Though the loss of complete peace and quiet is a loss for Lucy, the people who stay at the Chalet Alpenrose form close bonds and forge friendships that will last them a lifetime. The book discusses issues such as childlessness, parenting, the breaking up of class structure in Britain in the aftermath of WW2, class sensibility and the way the British tourist was viewed by native Europeans, first love and the ideal of marrying for love versus money. It’s a lovely book – but to my mind – the wonderful sense of place in ‘Swiss Summer’ was the highlight of the book.

From the moment that Lucy views the ethereal vision of the silvery peak of the mountain Silberhorn, from her bedroom window she is mesmerised and she subsequently takes us along on her many many walks and trips to the surrounding countryside. Sometimes, it reads better than a tourist guide book. Here are actual locations and tourist spots to be read about and savoured. And they are written in the masterful storytelling style of Stella Gibbons. 

“For a long time she stared up into the clouds, and presently it seemed to her that at one point the grey was changing colour… And while she watched, with eyes refusing to believe in so much beauty granted to this world, the clouds as fleetingly began to drift across it again and it went in and was hidden. It was the Silberhorn.”
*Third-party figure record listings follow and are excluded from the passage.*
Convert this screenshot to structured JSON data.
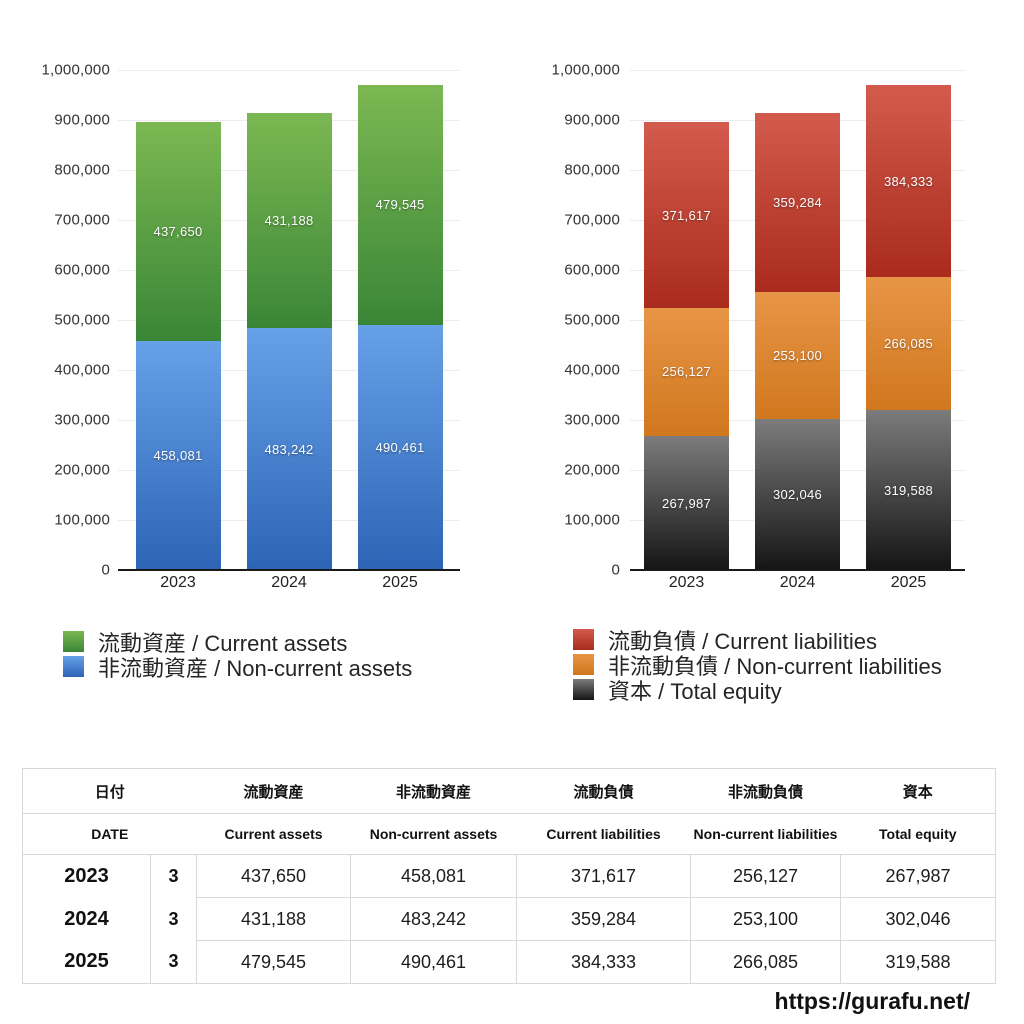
{
  "chart_data": [
    {
      "type": "bar",
      "stacked": true,
      "title": "",
      "xlabel": "",
      "ylabel": "",
      "categories": [
        "2023",
        "2024",
        "2025"
      ],
      "series": [
        {
          "name": "流動資産 / Current assets",
          "values": [
            437650,
            431188,
            479545
          ],
          "color_top": "#7cb852",
          "color_bottom": "#3a8637"
        },
        {
          "name": "非流動資産 / Non-current assets",
          "values": [
            458081,
            483242,
            490461
          ],
          "color_top": "#66a1e8",
          "color_bottom": "#2d64b5"
        }
      ],
      "ylim": [
        0,
        1000000
      ],
      "y_tick_labels": [
        "1,000,000",
        "900,000",
        "800,000",
        "700,000",
        "600,000",
        "500,000",
        "400,000",
        "300,000",
        "200,000",
        "100,000",
        "0"
      ],
      "grid": true,
      "legend_position": "bottom-left"
    },
    {
      "type": "bar",
      "stacked": true,
      "title": "",
      "xlabel": "",
      "ylabel": "",
      "categories": [
        "2023",
        "2024",
        "2025"
      ],
      "series": [
        {
          "name": "流動負債 / Current liabilities",
          "values": [
            371617,
            359284,
            384333
          ],
          "color_top": "#d35b4d",
          "color_bottom": "#aa2b1d"
        },
        {
          "name": "非流動負債 / Non-current liabilities",
          "values": [
            256127,
            253100,
            266085
          ],
          "color_top": "#e79546",
          "color_bottom": "#d1771e"
        },
        {
          "name": "資本 / Total equity",
          "values": [
            267987,
            302046,
            319588
          ],
          "color_top": "#7c7c7c",
          "color_bottom": "#151515"
        }
      ],
      "ylim": [
        0,
        1000000
      ],
      "y_tick_labels": [
        "1,000,000",
        "900,000",
        "800,000",
        "700,000",
        "600,000",
        "500,000",
        "400,000",
        "300,000",
        "200,000",
        "100,000",
        "0"
      ],
      "grid": true,
      "legend_position": "bottom-left"
    }
  ],
  "table": {
    "header_ja": [
      "日付",
      "流動資産",
      "非流動資産",
      "流動負債",
      "非流動負債",
      "資本"
    ],
    "header_en": [
      "DATE",
      "Current assets",
      "Non-current assets",
      "Current liabilities",
      "Non-current liabilities",
      "Total equity"
    ],
    "rows": [
      {
        "year": "2023",
        "month": "3",
        "values": [
          "437,650",
          "458,081",
          "371,617",
          "256,127",
          "267,987"
        ]
      },
      {
        "year": "2024",
        "month": "3",
        "values": [
          "431,188",
          "483,242",
          "359,284",
          "253,100",
          "302,046"
        ]
      },
      {
        "year": "2025",
        "month": "3",
        "values": [
          "479,545",
          "490,461",
          "384,333",
          "266,085",
          "319,588"
        ]
      }
    ]
  },
  "footer": {
    "url": "https://gurafu.net/"
  }
}
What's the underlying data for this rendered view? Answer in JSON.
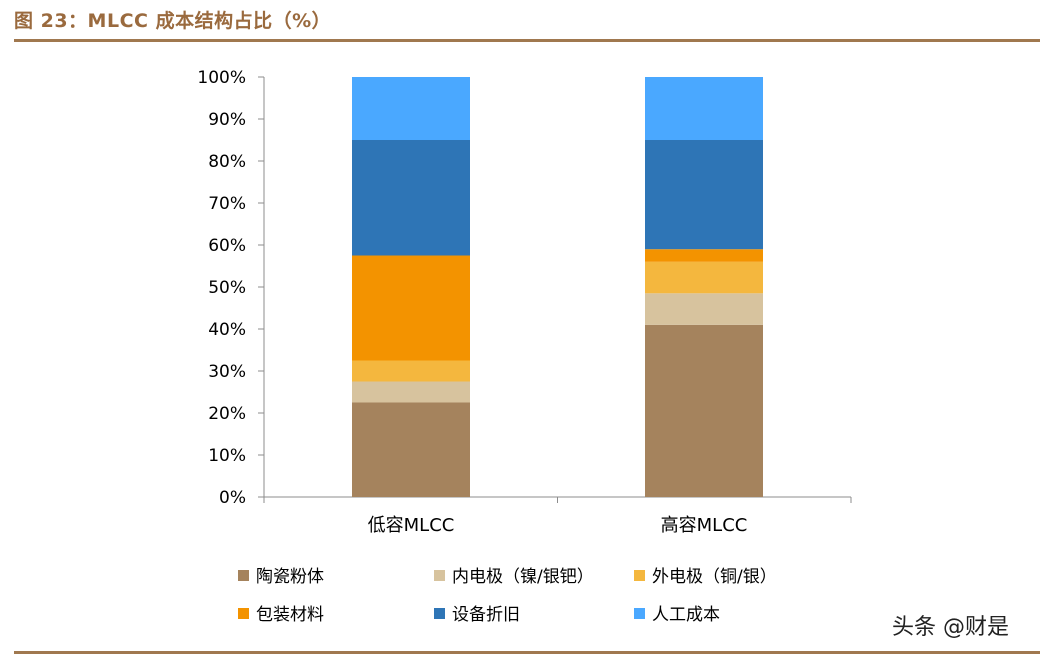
{
  "header": {
    "title": "图 23：MLCC 成本结构占比（%）"
  },
  "watermark": "头条 @财是",
  "chart_data": {
    "type": "bar",
    "stacked": true,
    "categories": [
      "低容MLCC",
      "高容MLCC"
    ],
    "y_ticks": [
      "0%",
      "10%",
      "20%",
      "30%",
      "40%",
      "50%",
      "60%",
      "70%",
      "80%",
      "90%",
      "100%"
    ],
    "ylim": [
      0,
      100
    ],
    "legend_position": "bottom",
    "grid": false,
    "series": [
      {
        "name": "陶瓷粉体",
        "color": "#A5835D",
        "values": [
          22.5,
          41
        ]
      },
      {
        "name": "内电极（镍/银钯）",
        "color": "#D7C39E",
        "values": [
          5,
          7.5
        ]
      },
      {
        "name": "外电极（铜/银）",
        "color": "#F4B73E",
        "values": [
          5,
          7.5
        ]
      },
      {
        "name": "包装材料",
        "color": "#F39300",
        "values": [
          25,
          3
        ]
      },
      {
        "name": "设备折旧",
        "color": "#2E75B6",
        "values": [
          27.5,
          26
        ]
      },
      {
        "name": "人工成本",
        "color": "#4AA8FF",
        "values": [
          15,
          15
        ]
      }
    ]
  }
}
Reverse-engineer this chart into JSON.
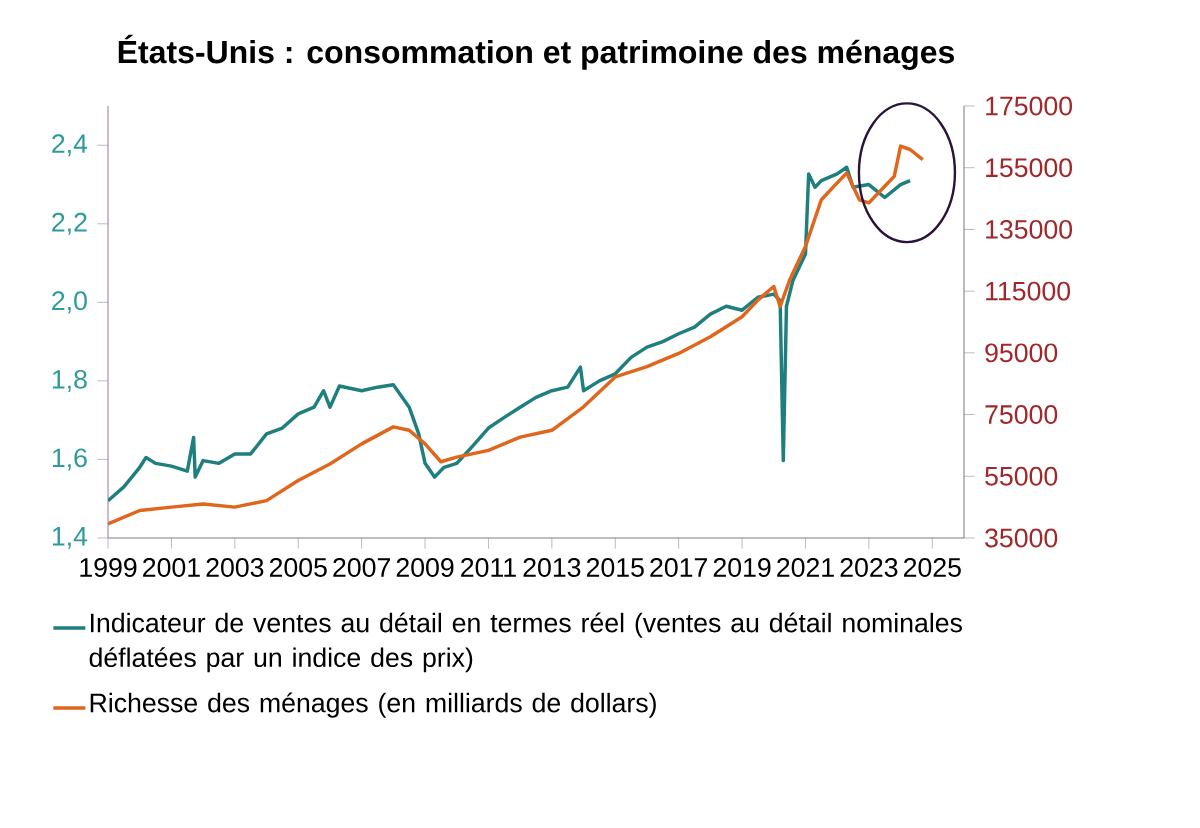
{
  "chart_data": {
    "type": "line",
    "title": "États-Unis : consommation et patrimoine des ménages",
    "xlim": [
      1999,
      2026
    ],
    "xticks": [
      1999,
      2001,
      2003,
      2005,
      2007,
      2009,
      2011,
      2013,
      2015,
      2017,
      2019,
      2021,
      2023,
      2025
    ],
    "ylim": [
      1.4,
      2.5
    ],
    "yticks": [
      {
        "value": 1.4,
        "label": "1,4"
      },
      {
        "value": 1.6,
        "label": "1,6"
      },
      {
        "value": 1.8,
        "label": "1,8"
      },
      {
        "value": 2.0,
        "label": "2,0"
      },
      {
        "value": 2.2,
        "label": "2,2"
      },
      {
        "value": 2.4,
        "label": "2,4"
      }
    ],
    "y2lim": [
      35000,
      175000
    ],
    "y2ticks": [
      35000,
      55000,
      75000,
      95000,
      115000,
      135000,
      155000,
      175000
    ],
    "grid": false,
    "legend": "bottom",
    "marker": "none",
    "line_style": "solid",
    "series": [
      {
        "name": "Indicateur de ventes au détail en termes réel (ventes au détail nominales déflatées par un indice des prix)",
        "color": "#1f7f7f",
        "axis": "y",
        "x": [
          1999.0,
          1999.5,
          2000.0,
          2000.2,
          2000.5,
          2001.0,
          2001.5,
          2001.7,
          2001.75,
          2002.0,
          2002.5,
          2003.0,
          2003.5,
          2004.0,
          2004.5,
          2005.0,
          2005.5,
          2005.8,
          2006.0,
          2006.3,
          2007.0,
          2007.5,
          2008.0,
          2008.5,
          2008.8,
          2009.0,
          2009.3,
          2009.6,
          2010.0,
          2010.5,
          2011.0,
          2011.5,
          2012.0,
          2012.5,
          2013.0,
          2013.5,
          2013.9,
          2014.0,
          2014.5,
          2015.0,
          2015.5,
          2016.0,
          2016.5,
          2017.0,
          2017.5,
          2018.0,
          2018.5,
          2019.0,
          2019.5,
          2020.0,
          2020.2,
          2020.3,
          2020.4,
          2020.6,
          2021.0,
          2021.1,
          2021.3,
          2021.5,
          2022.0,
          2022.3,
          2022.5,
          2023.0,
          2023.5,
          2024.0,
          2024.3
        ],
        "values": [
          1.495,
          1.53,
          1.58,
          1.605,
          1.59,
          1.583,
          1.57,
          1.656,
          1.555,
          1.597,
          1.59,
          1.614,
          1.614,
          1.665,
          1.68,
          1.716,
          1.733,
          1.775,
          1.733,
          1.787,
          1.775,
          1.784,
          1.79,
          1.733,
          1.665,
          1.59,
          1.555,
          1.58,
          1.59,
          1.634,
          1.68,
          1.707,
          1.733,
          1.758,
          1.775,
          1.784,
          1.835,
          1.775,
          1.8,
          1.818,
          1.86,
          1.886,
          1.9,
          1.92,
          1.937,
          1.97,
          1.99,
          1.98,
          2.013,
          2.021,
          2.004,
          1.597,
          1.99,
          2.055,
          2.123,
          2.327,
          2.293,
          2.31,
          2.327,
          2.344,
          2.293,
          2.3,
          2.267,
          2.3,
          2.31
        ]
      },
      {
        "name": "Richesse des ménages (en milliards de dollars)",
        "color": "#e0661e",
        "axis": "y2",
        "x": [
          1999.0,
          2000.0,
          2001.0,
          2002.0,
          2003.0,
          2004.0,
          2005.0,
          2006.0,
          2007.0,
          2008.0,
          2008.5,
          2009.0,
          2009.5,
          2010.0,
          2011.0,
          2012.0,
          2013.0,
          2014.0,
          2015.0,
          2016.0,
          2017.0,
          2018.0,
          2019.0,
          2019.5,
          2020.0,
          2020.2,
          2020.5,
          2021.0,
          2021.5,
          2022.0,
          2022.3,
          2022.7,
          2023.0,
          2023.5,
          2023.8,
          2024.0,
          2024.3,
          2024.7
        ],
        "values": [
          39550,
          43900,
          45000,
          46000,
          45000,
          47100,
          53600,
          59000,
          65500,
          71000,
          69900,
          65500,
          59700,
          61200,
          63400,
          67700,
          69900,
          77500,
          87200,
          90500,
          94800,
          100200,
          106700,
          112100,
          116500,
          110000,
          118600,
          129500,
          144600,
          150100,
          153300,
          144600,
          143600,
          149000,
          152200,
          162000,
          160900,
          157600
        ]
      }
    ]
  }
}
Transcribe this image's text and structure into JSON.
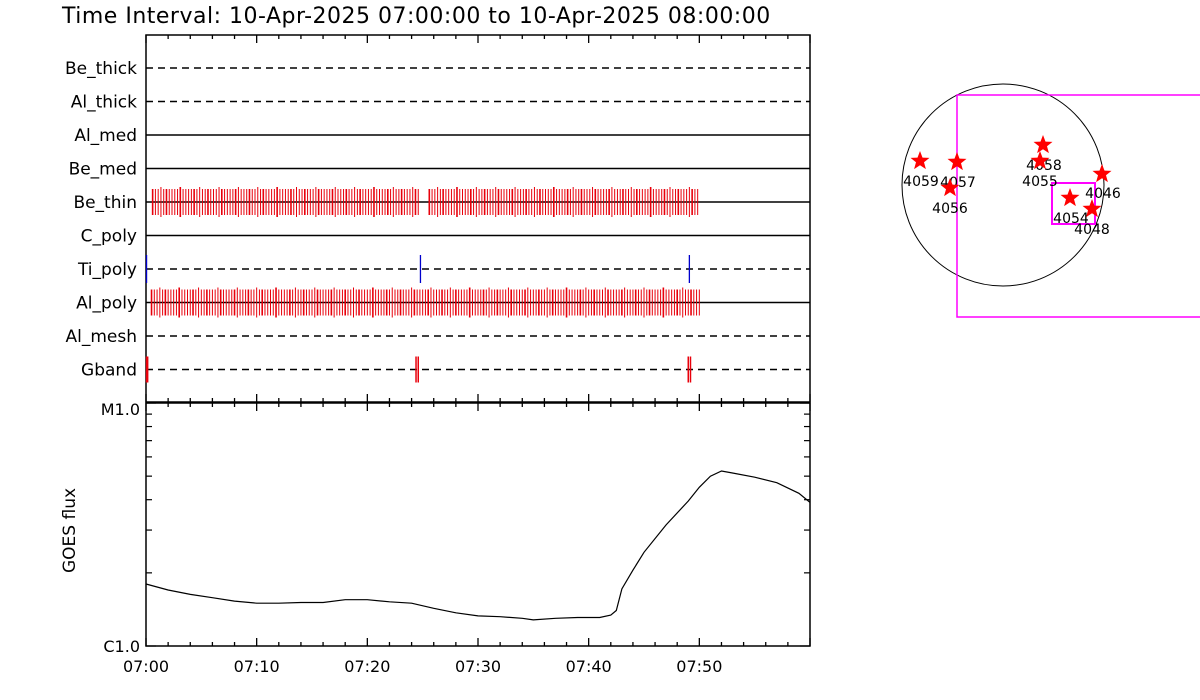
{
  "title": "Time Interval: 10-Apr-2025 07:00:00 to 10-Apr-2025 08:00:00",
  "chart_data": [
    {
      "type": "event-timeline",
      "x_range": [
        "07:00",
        "08:00"
      ],
      "x_tick_labels": [
        "07:00",
        "07:10",
        "07:20",
        "07:30",
        "07:40",
        "07:50"
      ],
      "rows": [
        {
          "name": "Be_thick",
          "line": "dashed",
          "events": []
        },
        {
          "name": "Al_thick",
          "line": "dashed",
          "events": []
        },
        {
          "name": "Al_med",
          "line": "solid",
          "events": []
        },
        {
          "name": "Be_med",
          "line": "solid",
          "events": []
        },
        {
          "name": "Be_thin",
          "line": "solid",
          "events": [
            {
              "start_min": 0.6,
              "end_min": 24.6,
              "color": "#e8000b",
              "density": "dense"
            },
            {
              "start_min": 25.6,
              "end_min": 50.0,
              "color": "#e8000b",
              "density": "dense"
            }
          ]
        },
        {
          "name": "C_poly",
          "line": "solid",
          "events": []
        },
        {
          "name": "Ti_poly",
          "line": "dashed",
          "events": [
            {
              "start_min": 0.05,
              "end_min": 0.05,
              "color": "#0000cc",
              "density": "single"
            },
            {
              "start_min": 24.8,
              "end_min": 24.8,
              "color": "#0000cc",
              "density": "single"
            },
            {
              "start_min": 49.1,
              "end_min": 49.1,
              "color": "#0000cc",
              "density": "single"
            }
          ]
        },
        {
          "name": "Al_poly",
          "line": "solid",
          "events": [
            {
              "start_min": 0.5,
              "end_min": 50.0,
              "color": "#e8000b",
              "density": "dense"
            }
          ]
        },
        {
          "name": "Al_mesh",
          "line": "dashed",
          "events": []
        },
        {
          "name": "Gband",
          "line": "dashed",
          "events": [
            {
              "start_min": 0.05,
              "end_min": 0.15,
              "color": "#e8000b",
              "density": "pair"
            },
            {
              "start_min": 24.4,
              "end_min": 24.6,
              "color": "#e8000b",
              "density": "pair"
            },
            {
              "start_min": 49.0,
              "end_min": 49.2,
              "color": "#e8000b",
              "density": "pair"
            }
          ]
        }
      ]
    },
    {
      "type": "line",
      "ylabel": "GOES flux",
      "y_scale": "log",
      "y_range": [
        "C1.0",
        "M1.0"
      ],
      "ylim": [
        1e-06,
        1e-05
      ],
      "x_range_min": [
        0,
        60
      ],
      "x_tick_labels": [
        "07:00",
        "07:10",
        "07:20",
        "07:30",
        "07:40",
        "07:50"
      ],
      "series": [
        {
          "x_min": [
            0,
            2,
            4,
            6,
            8,
            10,
            12,
            14,
            16,
            18,
            20,
            22,
            24,
            26,
            28,
            30,
            32,
            34,
            35,
            37,
            39,
            41,
            42,
            42.5,
            43,
            44,
            45,
            47,
            49,
            50,
            51,
            52,
            53,
            55,
            57,
            59,
            60
          ],
          "y": [
            1.8e-06,
            1.7e-06,
            1.63e-06,
            1.58e-06,
            1.53e-06,
            1.5e-06,
            1.5e-06,
            1.51e-06,
            1.51e-06,
            1.55e-06,
            1.55e-06,
            1.52e-06,
            1.5e-06,
            1.43e-06,
            1.37e-06,
            1.33e-06,
            1.32e-06,
            1.3e-06,
            1.28e-06,
            1.3e-06,
            1.31e-06,
            1.31e-06,
            1.34e-06,
            1.4e-06,
            1.72e-06,
            2.05e-06,
            2.43e-06,
            3.15e-06,
            3.95e-06,
            4.5e-06,
            5e-06,
            5.25e-06,
            5.15e-06,
            4.95e-06,
            4.7e-06,
            4.25e-06,
            3.9e-06
          ]
        }
      ]
    }
  ],
  "solar_map": {
    "regions": [
      {
        "label": "4059"
      },
      {
        "label": "4057"
      },
      {
        "label": "4056"
      },
      {
        "label": "4058"
      },
      {
        "label": "4055"
      },
      {
        "label": "4046"
      },
      {
        "label": "4054"
      },
      {
        "label": "4048"
      }
    ],
    "colors": {
      "star": "#ff0000",
      "fov": "#ff00ff",
      "disk": "#000000"
    }
  }
}
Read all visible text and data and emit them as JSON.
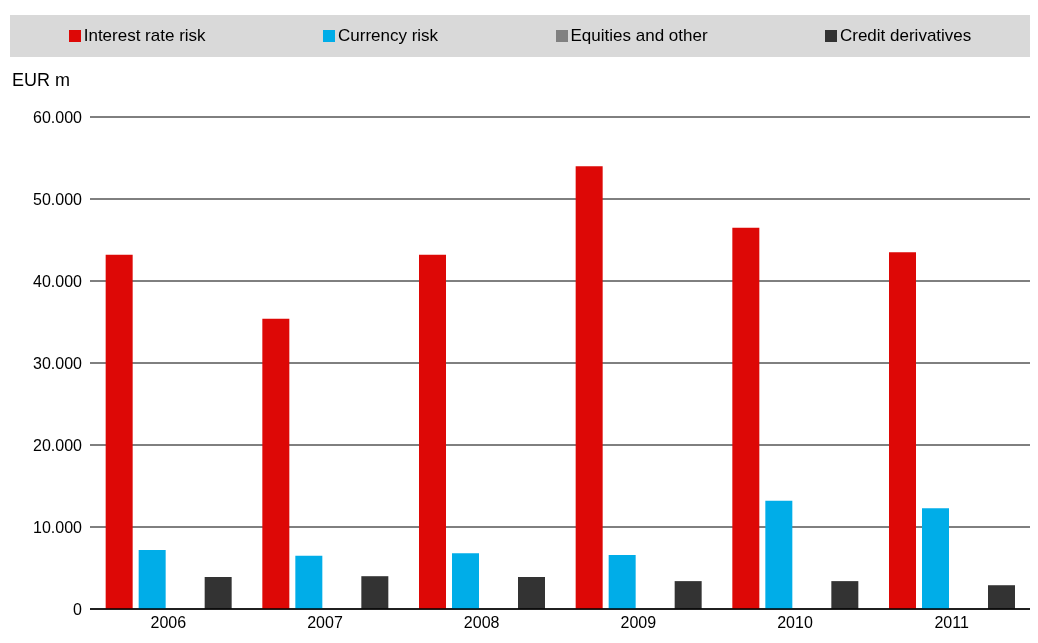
{
  "chart_data": {
    "type": "bar",
    "ylabel": "EUR m",
    "categories": [
      "2006",
      "2007",
      "2008",
      "2009",
      "2010",
      "2011"
    ],
    "series": [
      {
        "name": "Interest rate risk",
        "color": "#dd0806",
        "values": [
          43200,
          35400,
          43200,
          54000,
          46500,
          43500
        ]
      },
      {
        "name": "Currency risk",
        "color": "#00ade8",
        "values": [
          7200,
          6500,
          6800,
          6600,
          13200,
          12300
        ]
      },
      {
        "name": "Equities and other",
        "color": "#808080",
        "values": [
          0,
          0,
          0,
          0,
          0,
          0
        ]
      },
      {
        "name": "Credit derivatives",
        "color": "#333333",
        "values": [
          3900,
          4000,
          3900,
          3400,
          3400,
          2900
        ]
      }
    ],
    "ylim": [
      0,
      60000
    ],
    "yticks": [
      {
        "value": 0,
        "label": "0"
      },
      {
        "value": 10000,
        "label": "10.000"
      },
      {
        "value": 20000,
        "label": "20.000"
      },
      {
        "value": 30000,
        "label": "30.000"
      },
      {
        "value": 40000,
        "label": "40.000"
      },
      {
        "value": 50000,
        "label": "50.000"
      },
      {
        "value": 60000,
        "label": "60.000"
      }
    ],
    "grid": "y",
    "legend": "top"
  }
}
Many more trips to the peak of the Jungfrau, a trip to a mountain ridge named the Harder, rising high above the river Aare via funicular railway, to a ridge of the Augustmatthorn where wild ibex abound, a visit to the Aare Gorge, multiple trips into Interlaken and so much more – ‘The Swiss Summer’ has a wealth of opportunities for virtual travel. 

Perhaps, I will take this book out each summer and take a little virtual trip to the Oberland. This is a book to treasure and read again and again.